Switching from dedicated hosting, to a Mac Mini Server?

Discussion in 'Mac mini' started by Trix10, Oct 3, 2011.

  1. Trix10 macrumors member

    Jun 17, 2011
    Hello all. Currently i have 4 websites running from a dedicated hosting package i purchased through a company i know. It costs us around £400-£500 every 3 months.

    It has 3 basic not busy wordpress websites, and one IP.Board with over 14,000 members and a average/large bandwidth situation.

    We have been wondering today whether we would be better off just purchasing a mac mini server, and moving everything over to this, and running it at our house. I wanted everyones opinions on this about whether it is doable, how difficult it would be, things to watch out for all that kind of thing.

    So far the only thing that has come to mind, is having a new internet connection (business) installed to cope with the band width.

    We visited our Apple store today, and spoke to a business manager who has arranged us a meeting for later in the week, to talk to some business people about possible solutions/options etc which we hope will help us out.

    Thanks for any help/advice
  2. paulrbeers, Oct 3, 2011
    Last edited: Oct 3, 2011

    paulrbeers macrumors 68040

    Dec 17, 2009
    When it comes to website hosting, the actual server is very little of the actual cost. Bandwidth, support, power backup (i.e. generator), redundant data backup, fire suppression, etc. are what you pay for. The server itself is about 10-20% of your month fee. Do some research into bandwidth costs (i.e. T1, or better) and it will eat into most of the monthly "savings". Hosting centers buy a huge amount of bandwidth and then can share the cost amongst all of its clients. They bank on the idea that not all sites are being hit 24 hours a day. Some will be busy at night, while others busy during the day and thus they don't need as much total bandwidth at any given moment. You on the other hand, will have to pay for X amount of bandwidth all the time, even when your sites aren't as busy.

    I use this analogy for some of my clients: Leasing vs. Renting a Limo. If you have a lot of high end clients, you see a ton of money being spent on weekly rentals of limo. You might even consider Leasing and/or Buying your own. The problem with that, is that most of the cost of Renting the Limo is actually the driver! If you Lease and/or buy a limo, you now have to pay a Limo driver full time even when he isn't being used. It becomes more expensive and/or a push and you end up with more to manage (in your case you now have to worry about a server 24/7 rather than making it someone else's to deal with).

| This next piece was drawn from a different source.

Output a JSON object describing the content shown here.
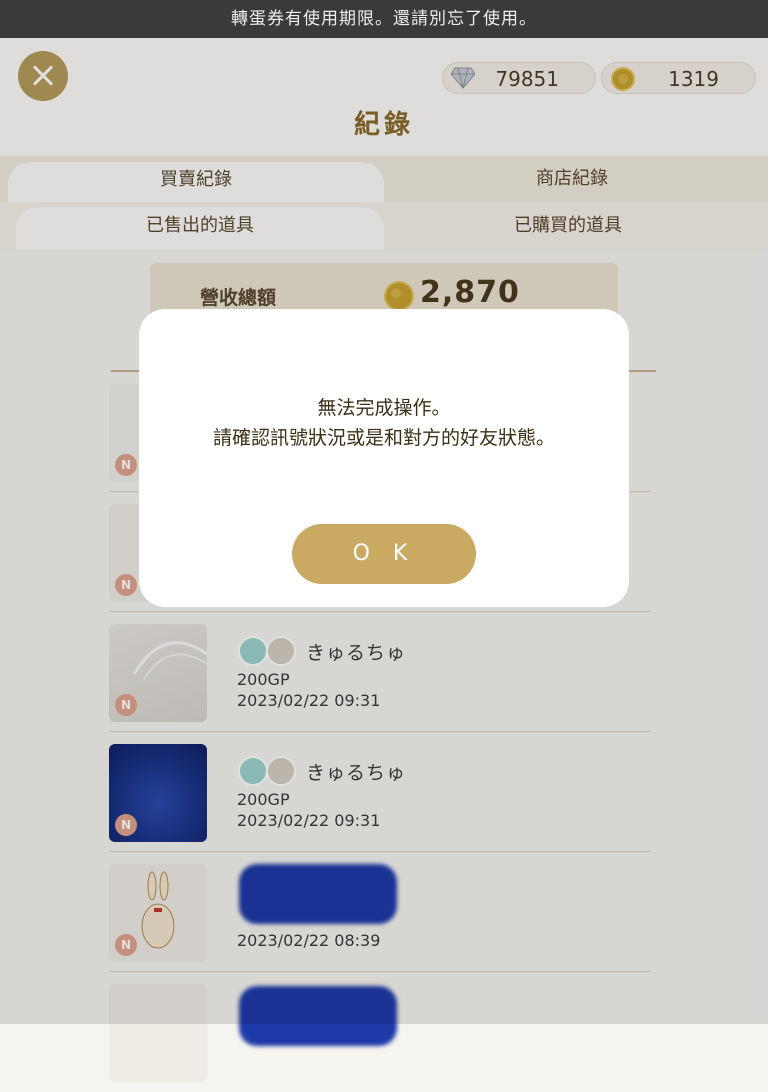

    This is just my .02 worth. The Sales person will show you how cheap it will be and how much you will save because he wants to sell you that Mac Mini Server. Problem is, there are many hidden costs you need to account for.

    EDIT: Just as FYI: I do not run a hosting company. I do; however, build and maintain websites for various companies and that is why I have had this discussion before. Small to medium sized businesses who want to bring their servers in house to try to save money.
  3. Trix10 thread starter macrumors member

    Jun 17, 2011
    Thanks for the input, and it's the hidden things we are also trying to figure out now, before we go to the meeting.

    Just to clear up also, i have no intention of selling hosting to people, it's purely for our own 4 websites.
  4. paulrbeers macrumors 68040

    Dec 17, 2009
    Oh I totally get that. My point is that there are a lot of hidden services/costs to web hosting. That's why it is usually cheaper and/or a push to use dedicated hosting companies (remember your time as support is worth something too!).

    On a hardware note, yes the Mac Mini should be plenty powerful enough, but you probably would want to consider going the SSD route for your server since the database will require a lot of I/O from your hard drives.
  5. reebzor macrumors 6502a


    Jul 18, 2008
    Philadelphia, PA
    Just a side note, even if it was a good idea to host it yourself, a mac mini server would add unnecessary costs. A linux box would be much more cost effective (i.e. faster and cheaper).
  6. thejadedmonkey macrumors 604


    May 28, 2005
    Dont forget you have to upgrade your platform too, with the latest security fixes. Unless you have a backup server, your users will see some downtime, too.